TAEK halen IAEA ile işbirliği içerisinde yürütülen çalışmalar doğrultusunda endüstriyel atık suların (kağıt, tekstil ve kimya sanayi atık sularının) radyasyon teknolojisiyle arıtılması çalışmalarına devam edilmekte ve laboratuvar düzeyinde yürütülen çalışmaların, endüstriyel seviyeye taşınmasına çalışılmaktadır. Böylece minimum düzeyde kimyasal madde kullanımıyla arıtma işleminin gerçekleşmesi hedeflenmektedir.

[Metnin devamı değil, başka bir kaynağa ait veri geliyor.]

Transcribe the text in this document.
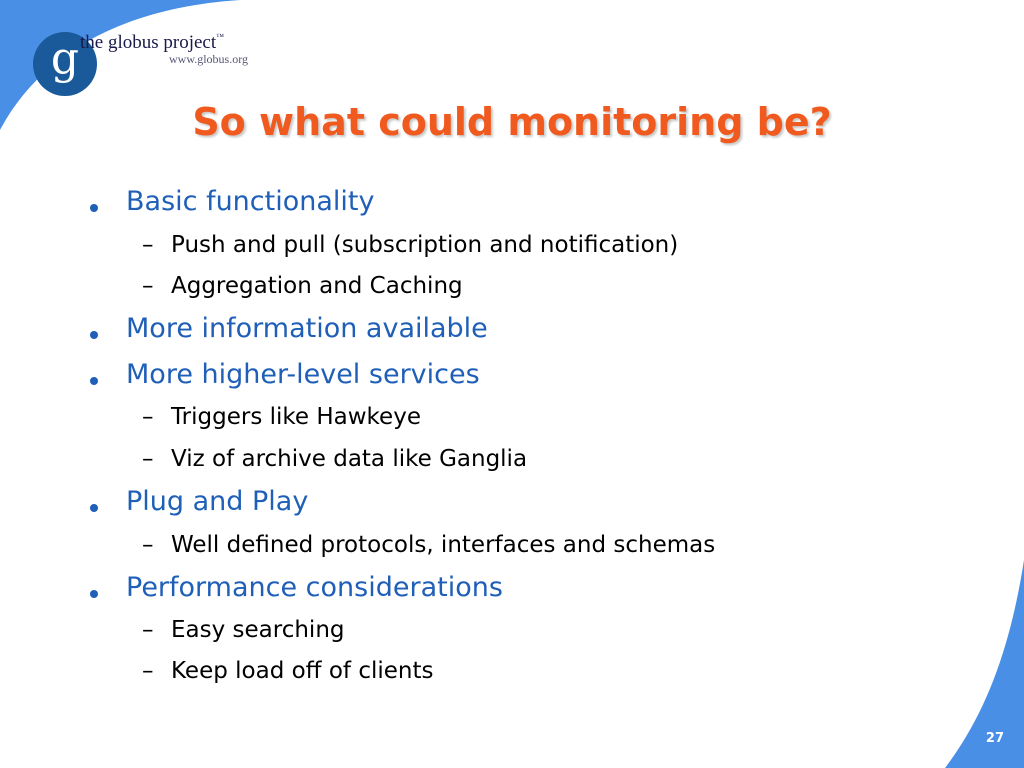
g the globus project™
www.globus.org
So what could monitoring be?
Basic functionality
– Push and pull (subscription and notification)
– Aggregation and Caching
More information available
More higher-level services
– Triggers like Hawkeye
– Viz of archive data like Ganglia
Plug and Play
– Well defined protocols, interfaces and schemas
Performance considerations
– Easy searching
– Keep load off of clients
27
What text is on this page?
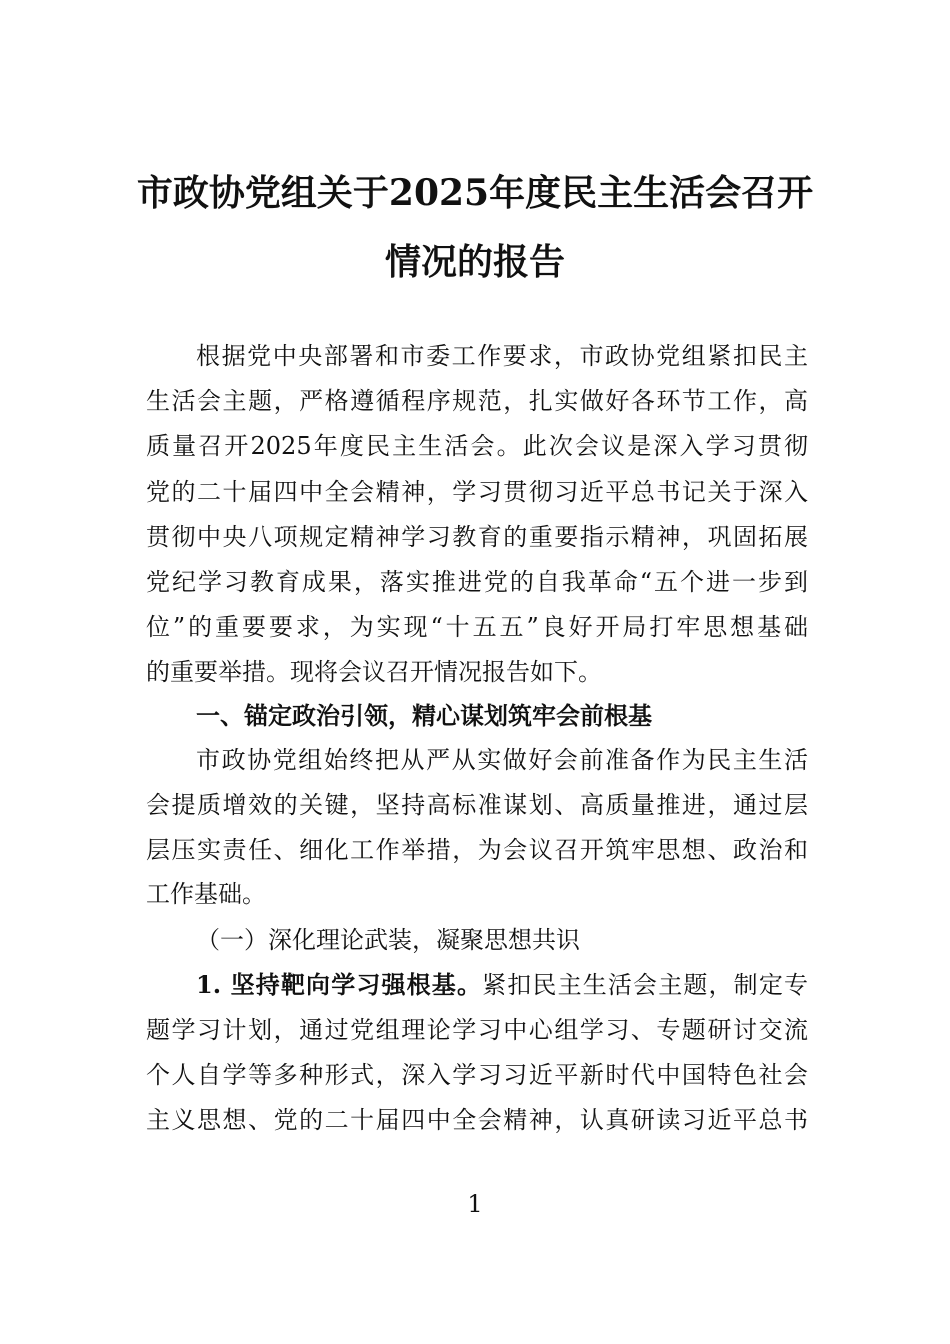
市政协党组关于2025年度民主生活会召开
情况的报告
根据党中央部署和市委工作要求，市政协党组紧扣民主
生活会主题，严格遵循程序规范，扎实做好各环节工作，高
质量召开2025年度民主生活会。此次会议是深入学习贯彻
党的二十届四中全会精神，学习贯彻习近平总书记关于深入
贯彻中央八项规定精神学习教育的重要指示精神，巩固拓展
党纪学习教育成果，落实推进党的自我革命“五个进一步到
位”的重要要求，为实现“十五五”良好开局打牢思想基础
的重要举措。现将会议召开情况报告如下。
一、锚定政治引领，精心谋划筑牢会前根基
市政协党组始终把从严从实做好会前准备作为民主生活
会提质增效的关键，坚持高标准谋划、高质量推进，通过层
层压实责任、细化工作举措，为会议召开筑牢思想、政治和
工作基础。
（一）深化理论武装，凝聚思想共识
1. 坚持靶向学习强根基。紧扣民主生活会主题，制定专
题学习计划，通过党组理论学习中心组学习、专题研讨交流
个人自学等多种形式，深入学习习近平新时代中国特色社会
主义思想、党的二十届四中全会精神，认真研读习近平总书
1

TAEK’in bu ve benzeri projelere verdiği destek; diğer kamu kurum, kuruluş ve üniversitelere örnek oluşturduğu gibi Avrupa Birliği’ne girme aşamasındaki Türkiye’nin birlik çevre kriterlerini sağlayan alternatif çevre dostu teknolojilerin geliştirilmesine katkı sağlamakta, çevre, atmosfer ve ozon tabakasının korunması gibi evrensel problemlerin çözülmesine yardımcı olmaktadır.
Tüketici Ürünleri
Televizyonlar, duman dedektörleri, fosforlu saatler, paratonerler ve lüks lambası fitilleri gibi bazı tüketici ürünleri az miktarlarda da olsa radyoaktif madde içerirler. Kömür ve fosfat kayaları uranyum, radyum, potasyum-40 ve toryum içerirler. Fosfatın gübre ve kömürün yakıt olarak kullanılması esnasında çevreye az da olsa belli bir radyasyon dozu verilir. Bu tür kaynaklardan maruz kalınan yıllık ortalama dozun dünya ortalaması 0.0005 mSv ‘tir. .
• Bilgisayar disklerinden, kaset ve CD’lerden tozun uzaklaştırılması,
• Bebek pudralarının, bandajların, kozmetik ürünlerin ve kontak lens çözeltilerinin sterilizasyonunda (bu malzemelerin ışınlanması için genellikle Co-60 gama kaynağı kullanılmakta olup böylelikle bakterilerin ve bazı zararlı organizmaların yok edilmesi sağlanmaktadır ),
• Kağıt, alüminyum folyo gibi pekçok ince malzemenin kalınlığının kontrol edilmesinde yine radyasyon kullanılmaktadır.
Ancak hiç bir tüketici ürününde her ne amaçla olursa olsun kullanıldıktan sonra radyasyon kalmamaktadır.